Autokar zjechał z drogi wcześnie rano w piątek na autostradzie nr 2 w pobliżu Magdeburga i przewrócił się na dach. Radio RMF FM podaje, że był to autokar należący do firmy Sindbad z Opola, jechał z Warszawy do Belgii, podróżowało nim dokładnie 49 pasażerów i 2 kierowców.
Wypadek na autostradzie A2
Do wypadku doszło rano na autostradzie A2 między Irxleben i Bornstedt, 10 kilometrów za Magdeburgiem w stronę Hannoweru. Autokar zjechał z drogi około 3 nad ranem z nieznanych przyczyn. Następnie pojazd przewrócił się i dachował - powiedziała rzeczniczka policji w Saksonii.
Wielu rannych, w tym kilkoro poważnie
Rzecznik MSZ Łukasz Jasina poinformował, że 35 osób zostało rannych, w tym 6 poważnie. Wcześniej lokalna policja informowała, co najmniej 26 osób zostało rannych, w tym sześć poważnie.

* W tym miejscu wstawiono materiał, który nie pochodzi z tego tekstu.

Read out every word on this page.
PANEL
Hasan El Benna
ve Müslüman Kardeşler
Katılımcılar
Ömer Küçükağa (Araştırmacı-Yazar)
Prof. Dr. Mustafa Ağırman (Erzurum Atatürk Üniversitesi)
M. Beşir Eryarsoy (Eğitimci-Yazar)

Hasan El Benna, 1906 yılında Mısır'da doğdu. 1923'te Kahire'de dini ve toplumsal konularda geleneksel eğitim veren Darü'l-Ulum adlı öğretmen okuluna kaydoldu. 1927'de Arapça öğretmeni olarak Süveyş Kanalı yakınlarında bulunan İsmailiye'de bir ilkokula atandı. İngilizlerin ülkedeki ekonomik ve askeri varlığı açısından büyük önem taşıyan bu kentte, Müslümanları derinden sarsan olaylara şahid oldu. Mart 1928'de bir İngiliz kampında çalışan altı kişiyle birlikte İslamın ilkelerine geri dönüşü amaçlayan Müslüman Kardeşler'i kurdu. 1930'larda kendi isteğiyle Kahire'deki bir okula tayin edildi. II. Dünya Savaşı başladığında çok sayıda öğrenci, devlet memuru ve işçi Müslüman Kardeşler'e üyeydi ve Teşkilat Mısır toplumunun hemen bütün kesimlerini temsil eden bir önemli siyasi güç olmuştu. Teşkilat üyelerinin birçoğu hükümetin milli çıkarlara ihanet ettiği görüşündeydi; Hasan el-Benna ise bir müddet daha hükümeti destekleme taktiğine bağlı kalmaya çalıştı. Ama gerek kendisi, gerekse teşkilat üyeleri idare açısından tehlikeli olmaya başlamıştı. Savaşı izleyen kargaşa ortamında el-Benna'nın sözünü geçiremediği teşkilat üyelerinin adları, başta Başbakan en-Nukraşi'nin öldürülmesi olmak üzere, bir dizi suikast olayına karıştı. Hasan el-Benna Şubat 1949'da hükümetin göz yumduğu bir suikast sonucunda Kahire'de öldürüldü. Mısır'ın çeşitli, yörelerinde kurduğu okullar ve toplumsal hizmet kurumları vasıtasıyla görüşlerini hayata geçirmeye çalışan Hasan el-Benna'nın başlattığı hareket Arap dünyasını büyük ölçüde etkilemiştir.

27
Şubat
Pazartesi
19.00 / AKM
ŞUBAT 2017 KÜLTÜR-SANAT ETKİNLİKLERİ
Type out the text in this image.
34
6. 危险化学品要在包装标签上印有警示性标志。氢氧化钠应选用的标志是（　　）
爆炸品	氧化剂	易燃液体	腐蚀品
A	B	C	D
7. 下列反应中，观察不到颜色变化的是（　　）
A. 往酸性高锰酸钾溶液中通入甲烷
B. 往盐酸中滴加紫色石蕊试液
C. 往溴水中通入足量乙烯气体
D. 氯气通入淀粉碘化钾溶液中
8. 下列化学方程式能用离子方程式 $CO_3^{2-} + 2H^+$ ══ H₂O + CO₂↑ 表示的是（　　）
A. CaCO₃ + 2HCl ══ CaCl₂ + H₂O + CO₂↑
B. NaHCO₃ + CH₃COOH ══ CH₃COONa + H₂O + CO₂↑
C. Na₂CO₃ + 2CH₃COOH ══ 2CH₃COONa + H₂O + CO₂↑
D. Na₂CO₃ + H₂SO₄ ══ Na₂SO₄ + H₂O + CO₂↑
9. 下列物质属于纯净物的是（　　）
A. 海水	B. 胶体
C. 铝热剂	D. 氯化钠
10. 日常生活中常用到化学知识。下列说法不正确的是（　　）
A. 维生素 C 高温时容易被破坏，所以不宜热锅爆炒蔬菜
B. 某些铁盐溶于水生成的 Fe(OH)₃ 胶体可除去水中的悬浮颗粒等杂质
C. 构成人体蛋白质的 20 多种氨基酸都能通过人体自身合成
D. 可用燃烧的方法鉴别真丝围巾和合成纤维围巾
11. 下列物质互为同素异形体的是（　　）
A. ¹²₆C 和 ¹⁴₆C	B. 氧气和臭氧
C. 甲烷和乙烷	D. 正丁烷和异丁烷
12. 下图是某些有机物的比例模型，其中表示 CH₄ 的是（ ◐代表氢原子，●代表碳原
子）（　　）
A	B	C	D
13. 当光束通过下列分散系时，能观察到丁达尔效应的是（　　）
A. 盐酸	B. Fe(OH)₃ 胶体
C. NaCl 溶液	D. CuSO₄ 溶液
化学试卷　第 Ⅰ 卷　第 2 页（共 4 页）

Na miejsce katastrofy przyjechała straż pożarna i lekarze pogotowia ratunkowego. Niektórzy pasażerowie byli uwięzieni. Ranni zostali przewiezieni do pobliskich szpitali - podaje portal stacji MDR. Według niemieckiej policji, żadna z osób poszkodowanych nie znajduje się w stanie zagrożenia życia.
Dwie z pacjentek odwiedził polski konsul w Berlinie Marcin Król.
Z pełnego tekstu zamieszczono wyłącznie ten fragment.